Monday, March 12, 2012

W10- Synthesis

The article entitled "Engineering Food for All" written by Nina Fedoroff was interesting and covered many of the same topics discussed in Food Inc. and The Omnivore's Dilemma. Obviously, all three were about the food industry, but they all focused in on the topic of genetically modified food and how farmers and companies were growing and producing food.

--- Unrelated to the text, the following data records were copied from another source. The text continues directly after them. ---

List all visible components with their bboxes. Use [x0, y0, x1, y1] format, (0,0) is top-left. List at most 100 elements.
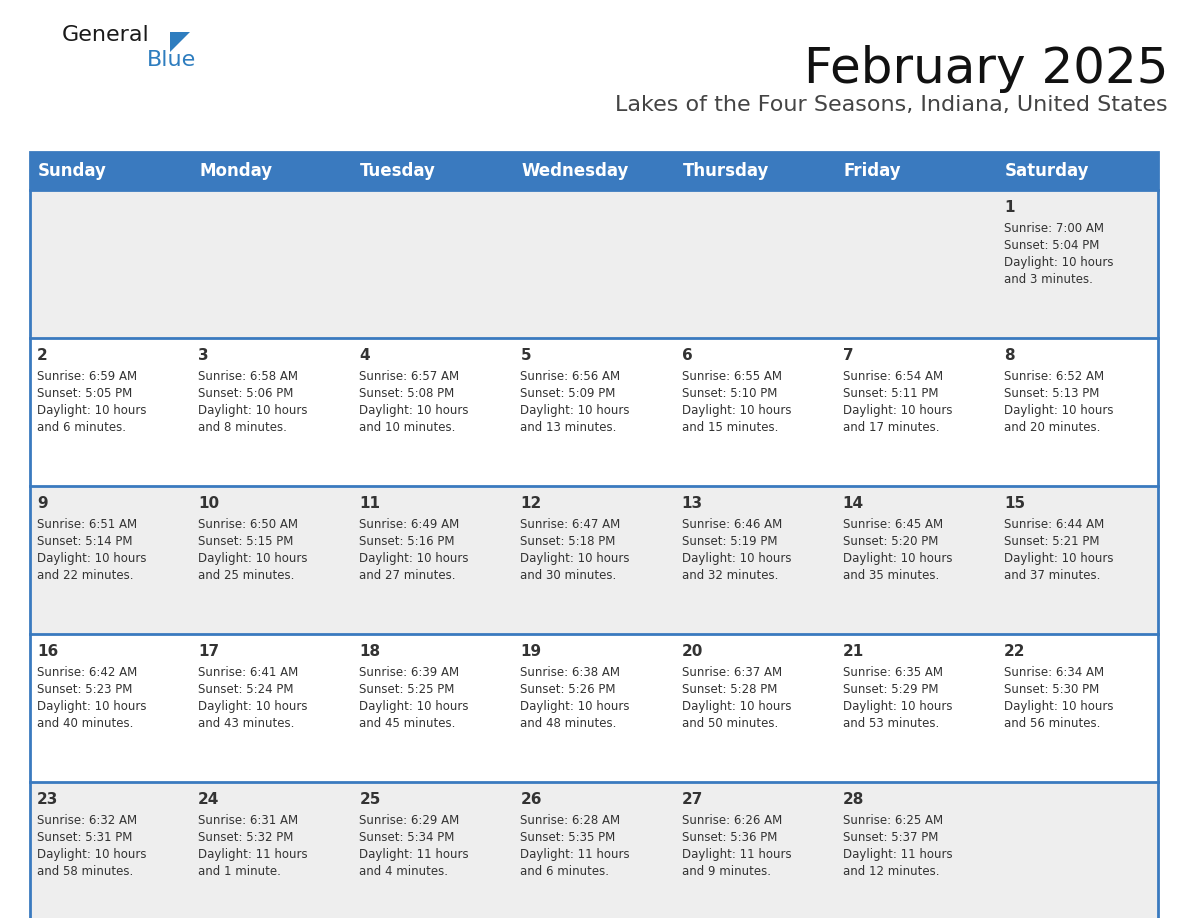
Text: and 50 minutes.: and 50 minutes. [682, 717, 778, 730]
Text: Daylight: 10 hours: Daylight: 10 hours [198, 404, 308, 417]
Text: and 13 minutes.: and 13 minutes. [520, 421, 617, 434]
Text: and 58 minutes.: and 58 minutes. [37, 865, 133, 878]
Text: Daylight: 10 hours: Daylight: 10 hours [37, 700, 146, 713]
Text: Sunrise: 6:28 AM: Sunrise: 6:28 AM [520, 814, 620, 827]
Text: Sunset: 5:18 PM: Sunset: 5:18 PM [520, 535, 615, 548]
Text: Sunset: 5:30 PM: Sunset: 5:30 PM [1004, 683, 1099, 696]
Text: Tuesday: Tuesday [360, 162, 436, 180]
Text: Sunrise: 6:52 AM: Sunrise: 6:52 AM [1004, 370, 1104, 383]
Text: and 1 minute.: and 1 minute. [198, 865, 282, 878]
Text: Sunrise: 6:32 AM: Sunrise: 6:32 AM [37, 814, 137, 827]
Text: Sunset: 5:34 PM: Sunset: 5:34 PM [359, 831, 455, 844]
Text: Sunset: 5:25 PM: Sunset: 5:25 PM [359, 683, 455, 696]
Text: 21: 21 [842, 644, 864, 659]
Text: Daylight: 10 hours: Daylight: 10 hours [1004, 552, 1113, 565]
Text: and 37 minutes.: and 37 minutes. [1004, 569, 1100, 582]
Text: Sunset: 5:04 PM: Sunset: 5:04 PM [1004, 239, 1099, 252]
Text: Sunset: 5:26 PM: Sunset: 5:26 PM [520, 683, 615, 696]
Text: and 40 minutes.: and 40 minutes. [37, 717, 133, 730]
Text: and 48 minutes.: and 48 minutes. [520, 717, 617, 730]
Text: 12: 12 [520, 496, 542, 511]
Text: Daylight: 10 hours: Daylight: 10 hours [842, 404, 953, 417]
Bar [30, 486, 1158, 634]
Text: Daylight: 10 hours: Daylight: 10 hours [37, 848, 146, 861]
Text: Sunrise: 6:37 AM: Sunrise: 6:37 AM [682, 666, 782, 679]
Text: Sunrise: 6:39 AM: Sunrise: 6:39 AM [359, 666, 460, 679]
Bar [997, 152, 1158, 190]
Text: Daylight: 10 hours: Daylight: 10 hours [359, 700, 469, 713]
Text: Daylight: 10 hours: Daylight: 10 hours [198, 552, 308, 565]
Text: Sunday: Sunday [38, 162, 107, 180]
Text: Sunrise: 6:25 AM: Sunrise: 6:25 AM [842, 814, 943, 827]
Text: Sunset: 5:10 PM: Sunset: 5:10 PM [682, 387, 777, 400]
Text: 22: 22 [1004, 644, 1025, 659]
Text: Sunrise: 6:38 AM: Sunrise: 6:38 AM [520, 666, 620, 679]
Text: Wednesday: Wednesday [522, 162, 628, 180]
Text: and 6 minutes.: and 6 minutes. [37, 421, 126, 434]
Bar [30, 190, 1158, 338]
Text: Sunset: 5:08 PM: Sunset: 5:08 PM [359, 387, 455, 400]
Text: Daylight: 10 hours: Daylight: 10 hours [37, 552, 146, 565]
Text: and 32 minutes.: and 32 minutes. [682, 569, 778, 582]
Text: Daylight: 10 hours: Daylight: 10 hours [359, 552, 469, 565]
Text: Sunrise: 6:54 AM: Sunrise: 6:54 AM [842, 370, 943, 383]
Text: Daylight: 11 hours: Daylight: 11 hours [520, 848, 630, 861]
Text: Sunset: 5:05 PM: Sunset: 5:05 PM [37, 387, 132, 400]
Text: 4: 4 [359, 348, 369, 363]
Bar [30, 782, 1158, 918]
Text: 20: 20 [682, 644, 703, 659]
Text: 27: 27 [682, 792, 703, 807]
Text: Sunrise: 6:44 AM: Sunrise: 6:44 AM [1004, 518, 1104, 531]
Text: Sunrise: 6:58 AM: Sunrise: 6:58 AM [198, 370, 298, 383]
Text: Sunset: 5:15 PM: Sunset: 5:15 PM [198, 535, 293, 548]
Text: Sunset: 5:13 PM: Sunset: 5:13 PM [1004, 387, 1099, 400]
Text: Sunrise: 6:26 AM: Sunrise: 6:26 AM [682, 814, 782, 827]
Text: Sunrise: 6:49 AM: Sunrise: 6:49 AM [359, 518, 460, 531]
Text: Sunset: 5:31 PM: Sunset: 5:31 PM [37, 831, 132, 844]
Text: Sunset: 5:06 PM: Sunset: 5:06 PM [198, 387, 293, 400]
Text: General: General [62, 25, 150, 45]
Text: Sunrise: 6:46 AM: Sunrise: 6:46 AM [682, 518, 782, 531]
Text: Daylight: 10 hours: Daylight: 10 hours [359, 404, 469, 417]
Text: Sunset: 5:16 PM: Sunset: 5:16 PM [359, 535, 455, 548]
Text: Sunrise: 6:50 AM: Sunrise: 6:50 AM [198, 518, 298, 531]
Text: Daylight: 11 hours: Daylight: 11 hours [198, 848, 308, 861]
Text: and 45 minutes.: and 45 minutes. [359, 717, 456, 730]
Text: and 43 minutes.: and 43 minutes. [198, 717, 295, 730]
Bar [675, 152, 835, 190]
Text: Monday: Monday [200, 162, 272, 180]
Text: and 30 minutes.: and 30 minutes. [520, 569, 617, 582]
Text: Daylight: 10 hours: Daylight: 10 hours [842, 700, 953, 713]
Text: Sunrise: 6:51 AM: Sunrise: 6:51 AM [37, 518, 137, 531]
Text: Sunset: 5:19 PM: Sunset: 5:19 PM [682, 535, 777, 548]
Text: 23: 23 [37, 792, 58, 807]
Text: Saturday: Saturday [1005, 162, 1089, 180]
Text: Daylight: 10 hours: Daylight: 10 hours [682, 700, 791, 713]
Text: Sunrise: 7:00 AM: Sunrise: 7:00 AM [1004, 222, 1104, 235]
Text: Daylight: 10 hours: Daylight: 10 hours [520, 700, 630, 713]
Bar [30, 634, 1158, 782]
Text: and 25 minutes.: and 25 minutes. [198, 569, 295, 582]
Text: Sunset: 5:36 PM: Sunset: 5:36 PM [682, 831, 777, 844]
Text: and 12 minutes.: and 12 minutes. [842, 865, 940, 878]
Text: Sunset: 5:14 PM: Sunset: 5:14 PM [37, 535, 133, 548]
Bar [30, 152, 1158, 918]
Text: Sunrise: 6:56 AM: Sunrise: 6:56 AM [520, 370, 620, 383]
Text: 8: 8 [1004, 348, 1015, 363]
Text: Daylight: 10 hours: Daylight: 10 hours [520, 404, 630, 417]
Text: Daylight: 11 hours: Daylight: 11 hours [842, 848, 953, 861]
Text: 25: 25 [359, 792, 380, 807]
Text: 6: 6 [682, 348, 693, 363]
Text: Daylight: 10 hours: Daylight: 10 hours [682, 404, 791, 417]
Text: Sunset: 5:21 PM: Sunset: 5:21 PM [1004, 535, 1099, 548]
Text: Sunrise: 6:42 AM: Sunrise: 6:42 AM [37, 666, 138, 679]
Text: and 15 minutes.: and 15 minutes. [682, 421, 778, 434]
Text: 28: 28 [842, 792, 864, 807]
Text: 9: 9 [37, 496, 48, 511]
Text: Sunrise: 6:34 AM: Sunrise: 6:34 AM [1004, 666, 1104, 679]
Text: and 56 minutes.: and 56 minutes. [1004, 717, 1100, 730]
Text: 10: 10 [198, 496, 220, 511]
Text: Sunrise: 6:55 AM: Sunrise: 6:55 AM [682, 370, 782, 383]
Bar [30, 338, 1158, 486]
Text: Daylight: 10 hours: Daylight: 10 hours [1004, 256, 1113, 269]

However, the article differed a little from the documentary and the book in that it pointed out positive about the food industry now, whereas the other two, especially Food Inc., did not shine any sort of positive light on the way companies went about getting corn. The article explained why food production is done the way it is, the cheaper the better and the higher crop per acre the better. She also debunked the theory that the modified crops are in any way worse for us than natural crops, in fact, she said that there are 90% less harmful modified crops than natural crops. Food Inc. never mentioned that at all, it just focused in on Monsanto as the bad guy and acted as if nothing that company did was a good thing. However, The Omnivore's Dilemma  did mention a lot of the same type of stuff as this article, especially when Pollan was at the corn farm in Iowa. He mentioned that most of the farmer's neighbors were using modified seed and getting more crops, but less quality. The problem with that is the food industry isn't necessarily looking for quality, rather they are looking for quantity over quality.

All three of these mention that farming is not a lucrative business. Food Inc. has many testimonials about the way farmers are struggling to survive, the corn farmer is Pollan's book talks about his neighbors all being in debt and that his wife actually keeps the family afloat. In this article it says that 90% of farmers are poor. All three think this is a problem because if people can't make money and survive by farming and do something else we'll have to find other ways to produce enough food for what is a growing population.

Overall, all three are very similar in the subject matter and the focal points. However, they do differ in some of the views of what we are doing, why we are doing it, if we need to change and if so what changes we need to make.